Et donc ça, c'est l'horreur économique à la sauce Emmanuel Macron. Et donc, voilà, c'est que ça a plongé des chômeurs d'abord de plus en plus dans la pauvreté. Il ne faut pas oublier que ces chômeurs ont perdu des indemnités progressivement. Il y a eu des lois depuis 2021 qui ont diminué drastiquement leurs droits et leur durée d'indemnisation. Et donc, ces chômeurs, comme d'ailleurs une grande partie des travailleurs pauvres, des femmes isolées, etc., plongent dans la pauvreté aujourd'hui.

22:55
Locuteur 5

Et d'ailleurs, le ministre de l'Économie, cette semaine, Bruno Le Maire, a proposé de réduire la durée d'indemnisation du chômage pour les plus de 55 ans pour l'aligner sur les autres chômeurs.

23:05
Locuteur 6

C'est d'un cynisme total. C'est-à-dire qu'on est dans une société qui s'appauvrit. Alors, ils sont dans le déni total parce que Bruno Le Maire nous a sortis quand même il y a deux mois, il n'y a pas d'appauvrissement de la société. Vous imaginez le déni dans lequel ils sont qui nous disent qu'il n'y a pas de problème, tout va bien, Madame la Marquise. Mais qu'ils viennent en Seine-Saint-Denis, qu'ils viennent voir ce qui est en train de se passer sur le terrain. Ils vivent où ? Ils vivent sur quelle planète ces gens-là ? Et donc là, il nous dit qu'il va encore diminuer la durée d'indemnisation des personnes âgées de 60 à 64 ans.
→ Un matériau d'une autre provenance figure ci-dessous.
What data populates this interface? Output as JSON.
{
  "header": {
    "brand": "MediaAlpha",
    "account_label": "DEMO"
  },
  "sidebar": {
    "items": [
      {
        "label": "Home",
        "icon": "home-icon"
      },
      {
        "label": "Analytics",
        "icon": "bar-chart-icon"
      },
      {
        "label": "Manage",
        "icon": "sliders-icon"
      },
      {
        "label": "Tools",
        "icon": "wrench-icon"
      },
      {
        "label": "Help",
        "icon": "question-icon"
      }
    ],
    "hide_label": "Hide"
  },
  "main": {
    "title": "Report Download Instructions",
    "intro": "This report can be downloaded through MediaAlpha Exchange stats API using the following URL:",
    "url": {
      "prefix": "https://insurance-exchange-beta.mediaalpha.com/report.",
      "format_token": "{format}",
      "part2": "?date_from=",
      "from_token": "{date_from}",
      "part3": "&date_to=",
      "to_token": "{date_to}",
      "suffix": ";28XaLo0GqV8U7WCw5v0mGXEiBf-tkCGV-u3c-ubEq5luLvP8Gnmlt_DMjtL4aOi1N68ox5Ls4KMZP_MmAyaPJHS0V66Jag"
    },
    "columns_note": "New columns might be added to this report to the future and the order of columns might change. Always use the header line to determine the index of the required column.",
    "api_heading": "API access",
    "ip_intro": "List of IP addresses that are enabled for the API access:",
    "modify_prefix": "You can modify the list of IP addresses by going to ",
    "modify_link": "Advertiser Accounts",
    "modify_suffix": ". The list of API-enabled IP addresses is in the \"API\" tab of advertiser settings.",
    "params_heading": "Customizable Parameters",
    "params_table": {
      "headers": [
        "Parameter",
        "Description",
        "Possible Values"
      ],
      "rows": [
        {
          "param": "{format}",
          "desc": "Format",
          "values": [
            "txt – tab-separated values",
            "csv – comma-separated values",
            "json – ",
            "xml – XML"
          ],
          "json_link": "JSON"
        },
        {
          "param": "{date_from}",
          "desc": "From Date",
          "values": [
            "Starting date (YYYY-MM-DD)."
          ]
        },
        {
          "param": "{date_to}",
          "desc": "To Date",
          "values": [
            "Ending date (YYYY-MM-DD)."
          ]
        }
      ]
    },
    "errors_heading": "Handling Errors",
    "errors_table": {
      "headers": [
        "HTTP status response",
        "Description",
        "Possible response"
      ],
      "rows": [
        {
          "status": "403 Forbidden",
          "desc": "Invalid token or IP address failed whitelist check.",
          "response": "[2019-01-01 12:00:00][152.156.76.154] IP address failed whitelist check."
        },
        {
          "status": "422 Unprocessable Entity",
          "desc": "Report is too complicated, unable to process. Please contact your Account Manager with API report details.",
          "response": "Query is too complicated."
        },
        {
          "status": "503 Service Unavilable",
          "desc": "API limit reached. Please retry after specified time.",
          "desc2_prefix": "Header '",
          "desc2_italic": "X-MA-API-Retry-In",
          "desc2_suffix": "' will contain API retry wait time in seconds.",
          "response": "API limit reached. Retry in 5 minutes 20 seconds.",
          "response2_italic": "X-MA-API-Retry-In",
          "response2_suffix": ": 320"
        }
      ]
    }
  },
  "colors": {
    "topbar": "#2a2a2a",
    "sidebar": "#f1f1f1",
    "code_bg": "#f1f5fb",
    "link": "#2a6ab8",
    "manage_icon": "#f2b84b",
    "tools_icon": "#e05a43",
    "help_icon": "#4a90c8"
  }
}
Vous imaginez, ils viennent de faire une réforme des retraites qui repousse de 62 à 64 ans l'âge de la retraite. Ils vont plonger tout un tas de gens au chômage à 61 ans, deux ans de plus dans le chômage avant d'avoir les droits à la retraite. Et en plus, ils leur disent ces gens-là, on va vous diminuer la durée d'indemnisation. Voilà où en est le degré de cynisme total de ce gouvernement.

23:54
Locuteur 5

Il y a une autre catégorie de pauvres dont on parle très peu, ce sont les agriculteurs qui parfois vivent avec seulement 800 euros par mois, qui ne prennent pas de vacances. Vous, sur votre biographie X, l'ancien Twitter, il est écrit 20 ans d'agriculture, 20 ans d'alter-mondialisme. Et j'aimerais qu'on parle un petit peu d'agriculture, notamment parce que le 30 novembre, ce sera la niche parlementaire de la France insoumise. Vous allez défendre une proposition de loi pour encadrer les marges des industries agroalimentaires et de la grande distribution. Que prévoit-elle exactement ?

24:24
Locuteur 6

Alors, ça prévoit, un, des prix planchers justement pour les agriculteurs, c'est-à-dire des prix minimums qui permettent qu'ils aient un revenu décent parce qu'effectivement le taux de pauvreté en agriculture est bien plus élevé que dans les autres secteurs économiques et que ces prix, en fait, font le yo-yo mais souvent ne couvrent pas les coûts de production des agriculteurs. Donc, c'est d'abord ça, permettre un prix plancher et ensuite... Qui le fixera ? L'État ? Oui, l'État avec l'interprofession surtout, c'est-à-dire les acteurs, voilà. Et ensuite, surtout, nous nous en prenons aussi à la flambée des prix alimentaires.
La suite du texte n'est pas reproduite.